Before this, the Reserve Bank had slashed rates to record lows to support households struggling during the Covid-19 pandemic. 

However, as inflation began rising in 2021, the SARB initiated its rate-hiking cycle in November of that year.  

This left many families grappling with the lockdown after-effects and the burden of higher interest rates, escalating inflation, and an increasing cost of living.  

By 2024, the Monetary Policy Committee (MPC) had raised rates by 475 basis points, pushing the repo rate to 8.25% and the prime lending rate to 11.75% – both 15-year highs.

This sharp increase hit South African households hard, particularly homeowners, who saw their monthly home loan repayments skyrocket.

The final rate hike in this cycle came in May 2024. Despite mounting calls from citizens and experts to reduce rates and provide relief, the SARB held rates steady for several months.

In September 2024, with inflation easing significantly within the target range, the SARB responded by cutting rates for the first time in years. 

The MPC announced a 25-basis-point cut in September, followed by another 25-basis-point reduction at its November meeting.

Now, the MPC will meet again on 30 January to decide the fate of South Africa’s interest rates.

The SARB is expected to cut interest rates in January, but further cuts in 2025 will depend on inflation and global financial conditions.

Experts widely expect the committee to continue its cutting cycle and decrease rates by 25 basis points at the January meeting. This would bring the repo rate to 7.50% and the prime lending rate to 11%.

Bishop explained that inflation in South Africa has fallen below the SARB’s 3% to 6% inflation target range, dropping to 2.8% in October and rising only slightly to 2.9% in November.

December’s inflation outcome is also expected to be close to 3.0%.

Bishop expects inflation to average 3.5% in 2025 and 4.6% in 2026, while the SARB will continue to target the midpoint of its range, 4.5%.

However, despite this positive outlook for inflation, Bishop warned that South Africa’s Forward Rate Agreement curve has only priced in around one 25-point cut in the repo rate this quarter.

Bishop’s expectations align with market expectations, with seemingly one interest rate cut expected for this year.

Marek Drimal, a strategist at Societe Generale in London, said in a note to clients that the Reserve Bank may even delay the cut until March due to less favourable market and external financial conditions.

Bloomberg reported that Drimal and the market’s view is contrary to what most economists expect for this year. 

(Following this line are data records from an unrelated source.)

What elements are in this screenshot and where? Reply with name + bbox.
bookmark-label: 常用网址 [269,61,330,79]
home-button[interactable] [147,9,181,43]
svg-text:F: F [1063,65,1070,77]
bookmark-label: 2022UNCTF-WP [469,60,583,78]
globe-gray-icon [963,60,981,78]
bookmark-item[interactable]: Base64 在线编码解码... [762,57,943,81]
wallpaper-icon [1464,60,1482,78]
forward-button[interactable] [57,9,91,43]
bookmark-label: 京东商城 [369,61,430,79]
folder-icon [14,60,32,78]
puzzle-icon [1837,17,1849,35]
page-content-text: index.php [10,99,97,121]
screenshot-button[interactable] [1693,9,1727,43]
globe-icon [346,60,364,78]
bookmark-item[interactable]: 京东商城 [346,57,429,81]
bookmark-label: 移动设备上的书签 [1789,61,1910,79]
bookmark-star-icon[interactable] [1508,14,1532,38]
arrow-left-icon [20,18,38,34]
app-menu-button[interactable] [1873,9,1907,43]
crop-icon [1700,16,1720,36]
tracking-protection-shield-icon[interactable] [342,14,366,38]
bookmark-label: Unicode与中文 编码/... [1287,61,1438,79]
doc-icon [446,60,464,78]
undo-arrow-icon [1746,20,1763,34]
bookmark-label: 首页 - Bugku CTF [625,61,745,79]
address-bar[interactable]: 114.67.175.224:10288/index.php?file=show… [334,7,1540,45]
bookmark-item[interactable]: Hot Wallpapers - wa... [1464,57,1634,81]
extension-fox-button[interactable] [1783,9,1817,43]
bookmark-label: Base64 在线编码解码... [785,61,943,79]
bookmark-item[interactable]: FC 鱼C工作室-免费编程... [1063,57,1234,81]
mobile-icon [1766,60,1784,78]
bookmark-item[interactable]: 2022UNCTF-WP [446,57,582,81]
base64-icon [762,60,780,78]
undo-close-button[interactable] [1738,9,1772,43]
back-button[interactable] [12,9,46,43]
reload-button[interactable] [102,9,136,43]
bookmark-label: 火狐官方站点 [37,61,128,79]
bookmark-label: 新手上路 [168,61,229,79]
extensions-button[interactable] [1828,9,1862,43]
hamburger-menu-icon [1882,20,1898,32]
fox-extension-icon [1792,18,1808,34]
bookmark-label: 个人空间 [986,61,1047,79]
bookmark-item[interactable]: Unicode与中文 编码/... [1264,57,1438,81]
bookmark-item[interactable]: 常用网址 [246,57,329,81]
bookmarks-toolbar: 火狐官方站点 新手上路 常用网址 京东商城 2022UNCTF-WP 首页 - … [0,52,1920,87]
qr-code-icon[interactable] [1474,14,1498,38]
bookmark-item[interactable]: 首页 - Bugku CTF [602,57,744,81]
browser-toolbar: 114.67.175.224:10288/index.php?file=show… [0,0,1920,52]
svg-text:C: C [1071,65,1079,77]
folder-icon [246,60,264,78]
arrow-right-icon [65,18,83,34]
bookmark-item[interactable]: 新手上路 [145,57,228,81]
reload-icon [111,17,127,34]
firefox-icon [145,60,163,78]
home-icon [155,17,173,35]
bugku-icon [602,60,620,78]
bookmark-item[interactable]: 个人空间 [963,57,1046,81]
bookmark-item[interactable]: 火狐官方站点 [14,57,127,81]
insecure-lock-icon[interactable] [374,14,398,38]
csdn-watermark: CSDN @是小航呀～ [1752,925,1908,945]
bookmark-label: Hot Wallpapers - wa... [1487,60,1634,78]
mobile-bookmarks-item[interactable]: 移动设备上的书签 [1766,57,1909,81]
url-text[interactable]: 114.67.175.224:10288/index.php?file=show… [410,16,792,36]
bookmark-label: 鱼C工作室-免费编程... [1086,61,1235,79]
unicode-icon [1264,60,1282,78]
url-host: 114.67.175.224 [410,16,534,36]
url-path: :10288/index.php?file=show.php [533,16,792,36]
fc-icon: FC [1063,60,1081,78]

They foresee two 25-basis-point cuts in the first three months of the year and another by the third quarter.

This would bring the MPC’s total cuts since starting its easing cycle in September to 125 basis points.

Governor Lesetja Kganyago has repeatedly said the MPC will proceed with caution on rates as the outlook remains uncertain, even as its modelling signals further cuts on the horizon.

Bishop explained that lower expectations for cuts in 2025 are largely driven by a change in projections for rate cuts in the US this year.

“Fewer interest rate cuts than have been expected are a risk for South Africa, although this will remain dependent on the domestic inflation outlook,” she said.

“Expectations for interest rate cuts in the US have moderated, from three 25 basis point drops to one definite 25 basis point drop, and currently just under 70% chance of a second for this year.”